Why is turnout so low?
Local body elections in New Zealand have chronically low turnout — often between 35% and 45%, compared to 75–80% in general elections. In some areas it is lower still.
Several factors contribute:
- Postal voting removes the social act of going to a polling booth, and papers are easy to misplace or forget.
- Local candidates are less well known than party politicians, making it harder for voters to feel informed.
- Local issues — rates, consents, infrastructure — feel less urgent or dramatic than national politics.
- Younger voters and renters are significantly less likely to vote in local elections, skewing outcomes toward older homeowners.
The consequence is real: a small, engaged minority ends up choosing the people who set your rates, approve what gets built near you, and manage your local environment. The majority of residents have no say — not because they’re excluded, but because they don’t participate.
What is local representation?
Representation in local government is meant to reflect the communities councils serve. This includes:
Ward representation — Councils are divided into wards so that different parts of a region have a voice. A small rural community in a large council area should have a councillor who specifically represents it, not just be outvoted by urban areas on every issue.
Māori wards — Councils can establish Māori wards, which reserve seats for Māori representatives elected by Māori voters. As of 2025, a majority of councils have established Māori wards.

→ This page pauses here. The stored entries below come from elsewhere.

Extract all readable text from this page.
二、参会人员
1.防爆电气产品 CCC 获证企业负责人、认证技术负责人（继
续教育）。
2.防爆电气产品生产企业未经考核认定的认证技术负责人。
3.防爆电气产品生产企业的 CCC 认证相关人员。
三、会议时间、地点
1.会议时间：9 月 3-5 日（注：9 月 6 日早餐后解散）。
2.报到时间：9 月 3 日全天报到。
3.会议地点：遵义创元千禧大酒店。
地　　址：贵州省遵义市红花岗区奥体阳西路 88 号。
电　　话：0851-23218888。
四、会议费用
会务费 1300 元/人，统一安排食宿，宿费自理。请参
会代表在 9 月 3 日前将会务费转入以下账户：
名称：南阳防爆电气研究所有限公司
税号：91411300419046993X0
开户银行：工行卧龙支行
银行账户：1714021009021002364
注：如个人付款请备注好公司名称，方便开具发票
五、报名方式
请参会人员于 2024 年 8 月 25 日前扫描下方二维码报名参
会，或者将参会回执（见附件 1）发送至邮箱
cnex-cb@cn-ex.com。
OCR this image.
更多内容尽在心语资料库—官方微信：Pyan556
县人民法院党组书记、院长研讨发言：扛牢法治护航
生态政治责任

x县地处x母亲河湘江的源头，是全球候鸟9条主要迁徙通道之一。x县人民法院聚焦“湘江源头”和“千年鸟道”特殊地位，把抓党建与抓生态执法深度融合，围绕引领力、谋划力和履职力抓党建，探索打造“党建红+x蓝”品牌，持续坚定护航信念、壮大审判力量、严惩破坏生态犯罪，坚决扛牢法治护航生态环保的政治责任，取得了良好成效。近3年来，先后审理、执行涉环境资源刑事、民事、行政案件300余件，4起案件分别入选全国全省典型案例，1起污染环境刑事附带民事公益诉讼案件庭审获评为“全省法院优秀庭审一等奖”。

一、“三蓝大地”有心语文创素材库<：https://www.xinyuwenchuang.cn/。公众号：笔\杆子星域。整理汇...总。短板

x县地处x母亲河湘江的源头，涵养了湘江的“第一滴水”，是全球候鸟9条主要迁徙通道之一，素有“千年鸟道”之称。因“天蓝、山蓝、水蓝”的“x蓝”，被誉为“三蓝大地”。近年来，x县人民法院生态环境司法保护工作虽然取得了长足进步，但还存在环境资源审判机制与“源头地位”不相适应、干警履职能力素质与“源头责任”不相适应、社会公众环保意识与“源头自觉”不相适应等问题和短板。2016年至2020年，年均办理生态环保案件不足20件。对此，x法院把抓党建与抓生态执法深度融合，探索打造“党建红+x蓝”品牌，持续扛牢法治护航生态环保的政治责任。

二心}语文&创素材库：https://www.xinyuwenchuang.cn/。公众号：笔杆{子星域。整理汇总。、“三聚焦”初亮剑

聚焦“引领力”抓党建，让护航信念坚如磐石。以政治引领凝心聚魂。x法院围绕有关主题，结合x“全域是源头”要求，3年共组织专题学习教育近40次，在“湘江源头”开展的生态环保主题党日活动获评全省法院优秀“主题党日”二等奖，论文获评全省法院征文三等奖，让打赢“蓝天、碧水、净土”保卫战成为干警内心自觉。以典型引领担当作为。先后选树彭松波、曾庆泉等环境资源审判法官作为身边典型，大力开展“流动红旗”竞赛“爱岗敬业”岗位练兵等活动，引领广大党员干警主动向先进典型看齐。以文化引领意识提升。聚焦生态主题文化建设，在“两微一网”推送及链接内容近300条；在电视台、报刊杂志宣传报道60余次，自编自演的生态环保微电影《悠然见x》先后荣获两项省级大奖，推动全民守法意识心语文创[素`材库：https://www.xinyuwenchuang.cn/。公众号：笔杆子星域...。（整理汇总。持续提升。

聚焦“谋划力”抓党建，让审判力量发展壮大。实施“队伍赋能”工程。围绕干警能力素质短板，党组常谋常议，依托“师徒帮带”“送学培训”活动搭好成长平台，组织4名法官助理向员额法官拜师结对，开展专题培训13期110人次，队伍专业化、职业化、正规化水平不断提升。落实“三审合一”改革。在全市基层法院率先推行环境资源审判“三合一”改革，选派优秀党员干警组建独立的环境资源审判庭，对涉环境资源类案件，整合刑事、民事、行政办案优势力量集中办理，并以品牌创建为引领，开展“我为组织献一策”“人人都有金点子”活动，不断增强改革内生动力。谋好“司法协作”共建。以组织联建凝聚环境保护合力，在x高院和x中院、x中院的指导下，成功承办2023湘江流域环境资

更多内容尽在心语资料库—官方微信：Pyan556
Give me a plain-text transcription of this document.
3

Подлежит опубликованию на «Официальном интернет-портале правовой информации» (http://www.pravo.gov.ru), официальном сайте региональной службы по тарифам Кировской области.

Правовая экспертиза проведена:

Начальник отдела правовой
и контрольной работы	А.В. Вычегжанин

These are separate from general wards and exist to ensure tangata whenua have a guaranteed voice in local decision-making.
Community and local boards — In larger councils (especially Auckland), local boards sit below the main governing body and handle decisions specific to their area. They have limited powers but provide a closer layer of community representation.
What does amalgamation mean for local democracy?
This is one of the most contested aspects of the current reform.
The government argues that larger councils are not less democratic — they can still have wards, local boards, and Māori representation. The Auckland model shows it’s possible to have one council covering a large area while still maintaining local boards that represent individual communities.
Critics argue that in practice, bigger councils mean more distance between residents and decision-makers. When your council covers an area with half a million people instead of fifty thousand, your individual voice carries less weight. Local issues that matter deeply to a small community — a local park, a heritage building, a speed limit on a back road — can get lost in the machinery of a large organisation with regional priorities.
The Auckland experience is instructive again. Local boards were created specifically to preserve community voice after amalgamation. In practice, their powers are limited. They can be overridden by the governing body. And many Aucklanders report feeling more distant from their council, not less, since the supercity was formed.
The question New Zealand is now being asked to answer — on a three-month timeline — is whether the efficiency gains from larger councils are worth the democratic trade-offs. That is not a technical question. It is a values question. And it deserves more public debate than it has so far received.